È uno sgomento pieno di parole quello che affolla la terra di mezzo tra la vita vissuta e il dopo che attende, oscuro, indecifrabile. È il Bardo della filosofia tibetana, un limbo dove i morti non sanno di esserlo, si credono malati, dentro casse da malati. Legati ancora alle azioni e ai sentimenti di quando erano vivi, ognuno alla sua storia, incapaci del distacco, in stallo.
Nel Bardo arriva un bambino, il figlio di Abramo Lincoln, morto di febbre tifoide mentre alla Casa Bianca si svolgeva un elegante ricevimento. Con la sua giacchetta, la camicia coi risvolti fuori, bianco come la porcellana, il piccolo si aggira tra gli sventurati, senza pace, in attesa che suo padre arrivi a prenderlo, per riportarlo a casa.

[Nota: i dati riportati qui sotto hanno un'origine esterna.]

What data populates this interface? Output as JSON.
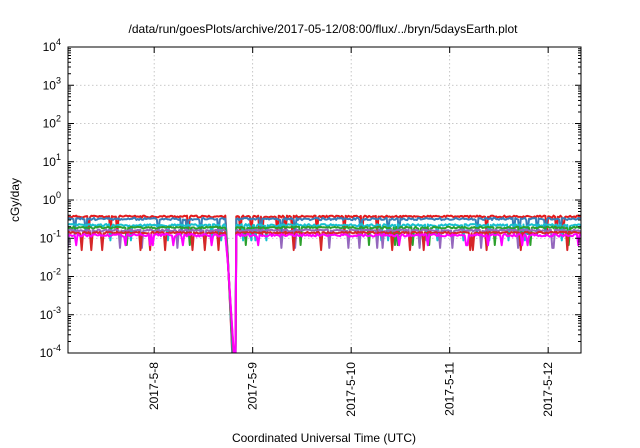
{
  "chart_data": {
    "type": "line",
    "title": "/data/run/goesPlots/archive/2017-05-12/08:00/flux/../bryn/5daysEarth.plot",
    "xlabel": "Coordinated Universal Time (UTC)",
    "ylabel": "cGy/day",
    "yscale": "log",
    "ylim": [
      0.0001,
      10000
    ],
    "xlim": [
      "2017-05-07 03:00",
      "2017-05-12 08:00"
    ],
    "grid": true,
    "legend": "none",
    "x_ticks": [
      "2017-5-8",
      "2017-5-9",
      "2017-5-10",
      "2017-5-11",
      "2017-5-12"
    ],
    "y_ticks": [
      {
        "value": 0.0001,
        "base": "10",
        "exp": "-4"
      },
      {
        "value": 0.001,
        "base": "10",
        "exp": "-3"
      },
      {
        "value": 0.01,
        "base": "10",
        "exp": "-2"
      },
      {
        "value": 0.1,
        "base": "10",
        "exp": "-1"
      },
      {
        "value": 1,
        "base": "10",
        "exp": "0"
      },
      {
        "value": 10,
        "base": "10",
        "exp": "1"
      },
      {
        "value": 100,
        "base": "10",
        "exp": "2"
      },
      {
        "value": 1000,
        "base": "10",
        "exp": "3"
      },
      {
        "value": 10000,
        "base": "10",
        "exp": "4"
      }
    ],
    "dropout": {
      "start": "2017-05-08 17:30",
      "end": "2017-05-08 20:00",
      "recover_level": 0.00015
    },
    "series": [
      {
        "color": "#e41a1c",
        "level": 0.37,
        "noise": 0.06,
        "dip_depth": 0.35,
        "seed": 11
      },
      {
        "color": "#377eb8",
        "level": 0.32,
        "noise": 0.07,
        "dip_depth": 0.4,
        "seed": 23
      },
      {
        "color": "#17becf",
        "level": 0.22,
        "noise": 0.07,
        "dip_depth": 0.4,
        "seed": 37
      },
      {
        "color": "#2ca02c",
        "level": 0.19,
        "noise": 0.06,
        "dip_depth": 0.35,
        "seed": 41
      },
      {
        "color": "#9467bd",
        "level": 0.16,
        "noise": 0.06,
        "dip_depth": 0.35,
        "seed": 53
      },
      {
        "color": "#d62728",
        "level": 0.14,
        "noise": 0.05,
        "dip_depth": 0.35,
        "seed": 67
      },
      {
        "color": "#ff00ff",
        "level": 0.12,
        "noise": 0.08,
        "dip_depth": 0.55,
        "seed": 79
      }
    ]
  }
}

E Lincoln arriva davvero, stravolto dal dolore, sconvolto al punto da aprire la bara e abbracciare il corpo del figlio, imbalsamato come si usava allora. Il legame padre e figlio, che non si può spezzare, si fa pianto a due voci, e allunga il tempo dell’incertezza, della precarietà, in un dialogo impossibile. Il padre rassicura il figlio, lo vuole proteggere anche da morto; il bimbo si affanna attorno a lui, invisibile, alla ricerca di un contatto che non può esserci. Anime che non possono separarsi, e restano attaccate nel dolore. E noi in grado di guardare nel cuore di entrambi, del piccolo Willie e del suo papà, uomo e non presidente, e di assistere alla loro redenzione. Insieme a noi tutto il coro delle anime perse che ancora anelano a vivere, a completare quello che hanno lasciato, l’educazione dei figli, l’amore per una moglie, la sensualità che non hanno fatto in tempo a conoscere, perché tutto si è interrotto, e loro sono lì, bloccate, incapaci della consapevolezza del loro stato, incapaci di andare.
Tante voci, tutte insieme, frammentate e dolenti, in una ballata che non è romanzo, ma molto di più, diventa poesia. Pensieri e racconti, stralci di storia e invenzione: tutto insieme, tutto mischiato in un mosaico che priva la lettura di logica, e la consegna solo al sentimento, in una formula lirica dove trova spazio l’ironia, accanto alla commozione.
George Saunders ha realizzato un’opera sublime, coraggiosa, un esperimento inedito e riuscitissimo, che lascia stupiti. Appena premiato con il Man Booker Prize, il più importante premio letterario britannico.